I stare out of my window, into an invisible world where a great battle is taking place, a battle of numbers and fading sirens but also into a world of woman and men who work every day to keep markets assorted, to keep the water running in the taps, light bulbs lighting the darkness, and above all those who take care of the sick and the dead. And also those informal workers, who run the essential services, like selling food and cleaning the garbage, because they are the ones we need in order to survive, as themselves need the street to strive. Either formal or informal, there is a busy crowd of workers outside, a crowd that I cannot see from my window, but which I can hear rumbling in the distance.

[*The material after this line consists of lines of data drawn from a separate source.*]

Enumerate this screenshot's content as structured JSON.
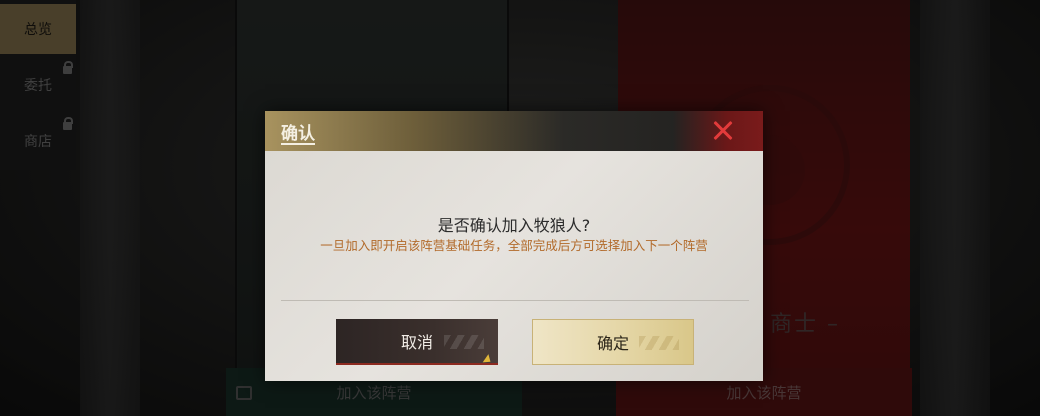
{
  "sidebar": {
    "items": [
      {
        "label": "总览",
        "active": true,
        "locked": false
      },
      {
        "label": "委托",
        "active": false,
        "locked": true
      },
      {
        "label": "商店",
        "active": false,
        "locked": true
      }
    ]
  },
  "background": {
    "faction_name_partial": "商士 –",
    "join_left_label": "加入该阵营",
    "join_right_label": "加入该阵营"
  },
  "dialog": {
    "title": "确认",
    "question": "是否确认加入牧狼人?",
    "subtitle": "一旦加入即开启该阵营基础任务，全部完成后方可选择加入下一个阵营",
    "cancel_label": "取消",
    "confirm_label": "确定",
    "close_icon": "close-icon"
  },
  "colors": {
    "accent_gold": "#a8935f",
    "accent_red": "#e23b3b",
    "subtitle_orange": "#b26a2a"
  }
}
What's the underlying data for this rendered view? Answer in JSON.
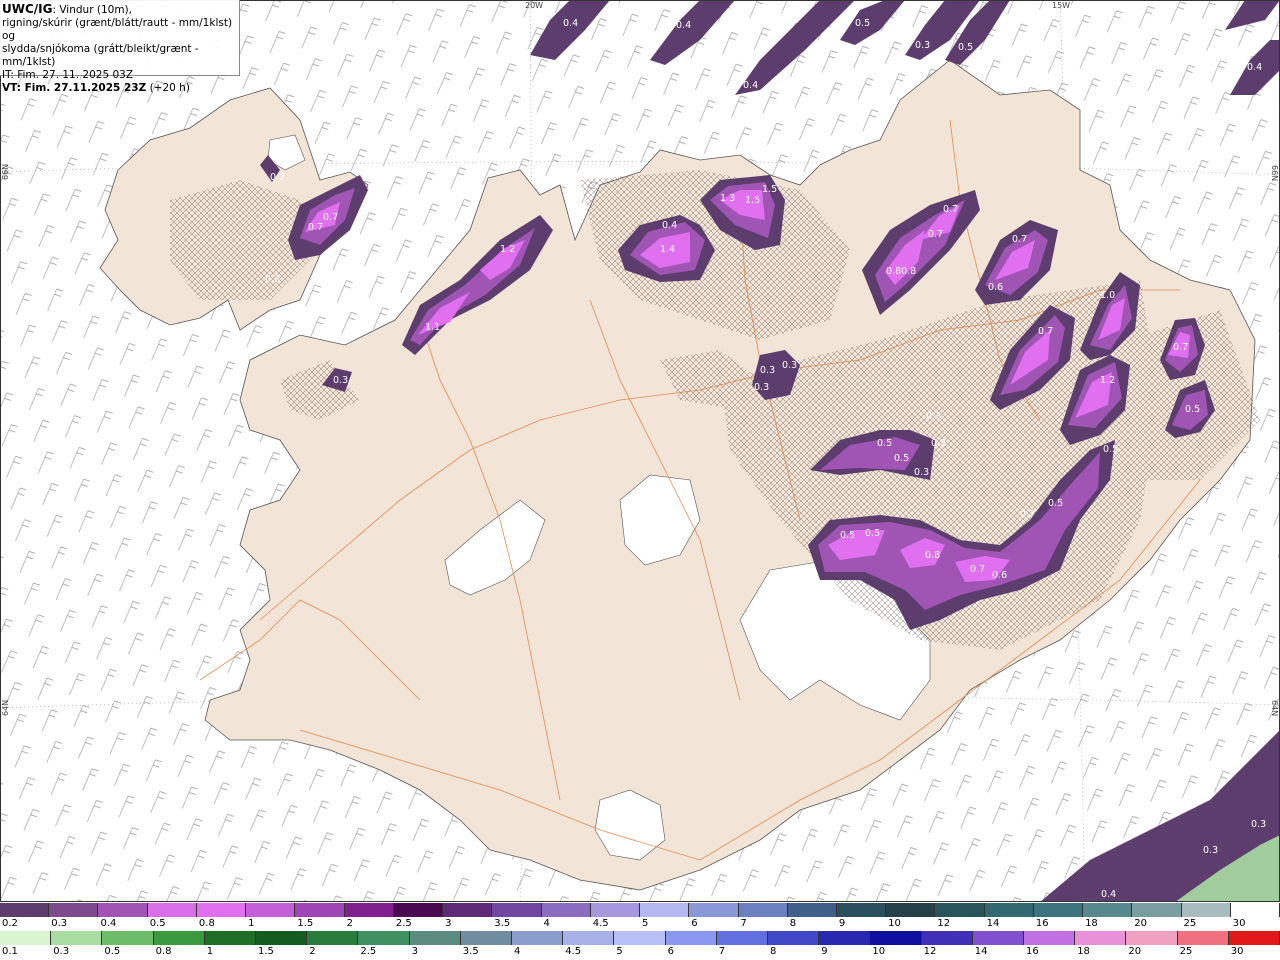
{
  "header": {
    "title": "UWC/IG",
    "line1": ": Vindur (10m),",
    "line2": "rigning/skúrir (grænt/blátt/rautt - mm/1klst) og",
    "line3": "slydda/snjókoma (grátt/bleikt/grænt - mm/1klst)",
    "it": "IT: Fim. 27. 11. 2025 03Z",
    "vt": "VT: Fim. 27.11.2025 23Z",
    "vt_suffix": " (+20 h)"
  },
  "graticule": {
    "lon_labels": [
      "20W",
      "15W"
    ],
    "lat_labels_left": [
      "66N",
      "64N"
    ],
    "lat_labels_right": [
      "66N",
      "64N"
    ]
  },
  "precip_values": [
    "0.4",
    "0.4",
    "0.4",
    "0.5",
    "0.3",
    "0.5",
    "0.4",
    "0.4",
    "0.2",
    "0.7",
    "0.7",
    "0.3",
    "1.2",
    "1.1",
    "0.3",
    "0.4",
    "1.4",
    "1.3",
    "1.5",
    "1.5",
    "0.7",
    "0.7",
    "0.7",
    "0.80.8",
    "0.6",
    "1.0",
    "0.7",
    "0.7",
    "0.3",
    "0.3",
    "0.3",
    "1.2",
    "0.3",
    "0.5",
    "0.5",
    "0.2",
    "0.3",
    "0.5",
    "0.5",
    "0.5",
    "0.7",
    "0.5",
    "0.5",
    "0.8",
    "0.7",
    "0.6",
    "0.3",
    "0.3",
    "0.4"
  ],
  "legend_snow": {
    "labels": [
      "0.2",
      "0.3",
      "0.4",
      "0.5",
      "0.8",
      "1",
      "1.5",
      "2",
      "2.5",
      "3",
      "3.5",
      "4",
      "4.5",
      "5",
      "6",
      "7",
      "8",
      "9",
      "10",
      "12",
      "14",
      "16",
      "18",
      "20",
      "25",
      "30"
    ],
    "colors": [
      "#5c3d6e",
      "#7d4a8e",
      "#a055b5",
      "#d86ee8",
      "#e070f0",
      "#c35fd9",
      "#a045b8",
      "#80208f",
      "#4a0a52",
      "#5f2a78",
      "#7048a0",
      "#8a6dc0",
      "#a598e0",
      "#b3b8f0",
      "#8a98d8",
      "#6a80c0",
      "#40608a",
      "#2a5060",
      "#244048",
      "#28545c",
      "#326870",
      "#3c7480",
      "#56888e",
      "#7a9ea0",
      "#a8bcc0",
      "#ffffff"
    ]
  },
  "legend_rain": {
    "labels": [
      "0.1",
      "0.3",
      "0.5",
      "0.8",
      "1",
      "1.5",
      "2",
      "2.5",
      "3",
      "3.5",
      "4",
      "4.5",
      "5",
      "6",
      "7",
      "8",
      "9",
      "10",
      "12",
      "14",
      "16",
      "18",
      "20",
      "25",
      "30"
    ],
    "colors": [
      "#d8f5d0",
      "#a8dca0",
      "#6cbc6a",
      "#3a9a40",
      "#1e6e28",
      "#145c20",
      "#2a7c3c",
      "#408f60",
      "#5c8c80",
      "#708ca0",
      "#8a9ccc",
      "#a8b0e8",
      "#b8c0f8",
      "#8a98f0",
      "#6070e0",
      "#4048c8",
      "#2828b0",
      "#1010a0",
      "#4030b8",
      "#8050d0",
      "#c070e0",
      "#e890d8",
      "#f0a0c0",
      "#f07080",
      "#e01818"
    ]
  }
}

Few days after everyone had left my studio, I proposed Janet Martinez, the studio manager, the idea to produce masks with her family’s cloth-making sweatshop. For years we had discussed the possibility of making some project with them, so resulting from that long OMS discussion about if masks were suited to protect people from becoming infected or not, it suddenly made sense to manufacture masks for those who can’t stay locked at home but have to work during these deadly weeks. I approached my gallerists, Monica Manzutto and José Kuri with the idea, and proposed them to join the project by convincing some of the gallery collectors to support the production. They eagerly agreed and became closely involved in what has become a very pragmatic task for us: we are now producing 3500 masks per week for a period of six weeks, which are distributed via an NGO called WIEGO (directed in Mexico by Tania Espinoza) among thousands of informal workers who range from mariachis, sex workers, shoe cleaners, market tenants and voluntary cleaning services. As an artist I only took one aesthetic decision in all this process, by choosing the masks to be red.

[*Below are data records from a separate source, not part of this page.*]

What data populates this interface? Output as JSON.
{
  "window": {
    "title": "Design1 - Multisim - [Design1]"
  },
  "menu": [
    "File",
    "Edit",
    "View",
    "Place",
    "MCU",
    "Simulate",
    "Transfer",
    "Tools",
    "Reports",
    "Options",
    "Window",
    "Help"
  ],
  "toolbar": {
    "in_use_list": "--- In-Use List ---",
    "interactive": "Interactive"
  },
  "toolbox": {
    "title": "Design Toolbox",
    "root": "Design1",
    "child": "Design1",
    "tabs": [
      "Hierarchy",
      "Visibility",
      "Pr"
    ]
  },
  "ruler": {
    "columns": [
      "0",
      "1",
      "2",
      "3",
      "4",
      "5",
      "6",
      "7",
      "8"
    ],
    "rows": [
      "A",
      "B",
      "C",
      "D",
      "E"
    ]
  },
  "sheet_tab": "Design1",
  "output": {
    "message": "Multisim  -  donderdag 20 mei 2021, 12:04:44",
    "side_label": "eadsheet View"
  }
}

Janet, Monica, Jose, Tania and I have to stay locked down at home. By using WhatsApp, we have organized and structured a distribution system that spreads the red masks through the city via a network of contacts. I call this a solidarity production chain. We are now in the fourth week of production and distribution, and it is working very well. Only one thing is odd about it: it all has been happening meanwhile we stay at home. As the masks are produced and distributed in the city, I asked those who receive them to send me pictures by phone, if possible.

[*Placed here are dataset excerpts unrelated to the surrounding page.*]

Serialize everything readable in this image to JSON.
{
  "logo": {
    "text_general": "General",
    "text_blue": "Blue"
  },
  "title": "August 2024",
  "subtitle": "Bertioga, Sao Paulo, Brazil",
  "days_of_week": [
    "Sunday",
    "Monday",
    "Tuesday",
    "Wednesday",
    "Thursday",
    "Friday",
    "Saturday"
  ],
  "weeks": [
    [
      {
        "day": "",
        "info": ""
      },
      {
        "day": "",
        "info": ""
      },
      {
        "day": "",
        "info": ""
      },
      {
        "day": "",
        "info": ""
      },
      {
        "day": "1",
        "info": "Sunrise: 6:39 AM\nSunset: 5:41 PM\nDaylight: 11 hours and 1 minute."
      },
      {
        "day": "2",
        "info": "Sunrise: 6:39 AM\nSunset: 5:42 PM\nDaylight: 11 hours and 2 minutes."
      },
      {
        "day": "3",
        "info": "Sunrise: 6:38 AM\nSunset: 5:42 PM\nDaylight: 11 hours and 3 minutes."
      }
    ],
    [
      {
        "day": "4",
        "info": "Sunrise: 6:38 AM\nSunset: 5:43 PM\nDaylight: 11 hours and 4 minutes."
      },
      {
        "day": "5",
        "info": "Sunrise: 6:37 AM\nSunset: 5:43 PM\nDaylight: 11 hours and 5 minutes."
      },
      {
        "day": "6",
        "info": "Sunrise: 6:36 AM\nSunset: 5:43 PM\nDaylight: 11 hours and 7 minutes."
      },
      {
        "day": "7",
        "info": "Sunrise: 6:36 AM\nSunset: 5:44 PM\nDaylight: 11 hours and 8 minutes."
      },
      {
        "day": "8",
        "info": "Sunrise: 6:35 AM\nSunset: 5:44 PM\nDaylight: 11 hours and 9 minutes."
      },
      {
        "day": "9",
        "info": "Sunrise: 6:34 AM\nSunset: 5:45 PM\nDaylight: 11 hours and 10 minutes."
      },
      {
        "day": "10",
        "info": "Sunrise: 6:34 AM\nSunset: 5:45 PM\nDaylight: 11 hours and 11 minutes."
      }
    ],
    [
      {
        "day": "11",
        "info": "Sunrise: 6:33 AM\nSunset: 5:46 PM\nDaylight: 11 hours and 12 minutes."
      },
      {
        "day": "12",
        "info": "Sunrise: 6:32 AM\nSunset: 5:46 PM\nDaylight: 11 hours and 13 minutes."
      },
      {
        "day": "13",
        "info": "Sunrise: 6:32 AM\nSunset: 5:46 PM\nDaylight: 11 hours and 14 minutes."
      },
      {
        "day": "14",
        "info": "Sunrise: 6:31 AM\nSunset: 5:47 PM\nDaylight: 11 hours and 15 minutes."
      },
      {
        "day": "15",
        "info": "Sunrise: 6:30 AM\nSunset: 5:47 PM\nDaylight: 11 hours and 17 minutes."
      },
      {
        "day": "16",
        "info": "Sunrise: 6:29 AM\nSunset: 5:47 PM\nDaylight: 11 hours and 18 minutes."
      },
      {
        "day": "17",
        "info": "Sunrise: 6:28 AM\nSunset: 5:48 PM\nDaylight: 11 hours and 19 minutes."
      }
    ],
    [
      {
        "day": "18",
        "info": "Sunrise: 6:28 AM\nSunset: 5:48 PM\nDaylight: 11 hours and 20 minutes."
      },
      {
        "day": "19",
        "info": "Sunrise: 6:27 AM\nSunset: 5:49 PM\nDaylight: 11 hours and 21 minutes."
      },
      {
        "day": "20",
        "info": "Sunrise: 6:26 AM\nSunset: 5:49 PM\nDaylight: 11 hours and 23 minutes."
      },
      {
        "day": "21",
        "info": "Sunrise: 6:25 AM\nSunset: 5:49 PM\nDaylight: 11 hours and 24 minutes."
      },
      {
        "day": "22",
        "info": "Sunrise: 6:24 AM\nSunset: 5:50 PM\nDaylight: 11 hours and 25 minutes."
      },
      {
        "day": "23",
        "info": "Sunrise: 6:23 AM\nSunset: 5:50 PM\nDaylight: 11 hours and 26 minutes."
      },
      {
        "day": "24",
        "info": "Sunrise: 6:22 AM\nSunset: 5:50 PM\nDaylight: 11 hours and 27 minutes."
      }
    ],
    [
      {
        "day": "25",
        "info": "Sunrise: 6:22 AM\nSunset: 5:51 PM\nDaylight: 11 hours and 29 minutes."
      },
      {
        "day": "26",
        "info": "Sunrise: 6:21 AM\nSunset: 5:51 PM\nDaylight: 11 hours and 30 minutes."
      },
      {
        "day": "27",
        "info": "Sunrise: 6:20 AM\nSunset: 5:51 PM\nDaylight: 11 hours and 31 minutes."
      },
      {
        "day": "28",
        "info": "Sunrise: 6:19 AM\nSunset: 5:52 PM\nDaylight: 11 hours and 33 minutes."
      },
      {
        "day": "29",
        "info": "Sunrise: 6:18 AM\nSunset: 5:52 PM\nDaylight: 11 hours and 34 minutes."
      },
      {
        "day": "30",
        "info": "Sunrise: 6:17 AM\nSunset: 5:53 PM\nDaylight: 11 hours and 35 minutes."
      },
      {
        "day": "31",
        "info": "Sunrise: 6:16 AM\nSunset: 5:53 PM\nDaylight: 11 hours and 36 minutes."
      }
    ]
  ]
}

In the last weeks, I have been receiving a couple of hundreds of photographs from people that I don’t know wearing the red masks. This collection has become a window to look into an unfair world that has become too dangerous to inhabit, a world that we knew was unequal but that perhaps never deeply realized how terrible it is. I look at the pictures and see the vulnerability of the people portrayed. Like First World War soldiers posing in front of a photographer before running into no man’s land, I can’t help thinking that perhaps once the pandemic passes, some of them may not be alive. I witness the situation though these images and see people who aren’t soldiers but ordinary citizens. I pray for the red masks to be useful and help them go through these awful days. I look at their eyes and I can’t stop thinking how much I fucking love this city.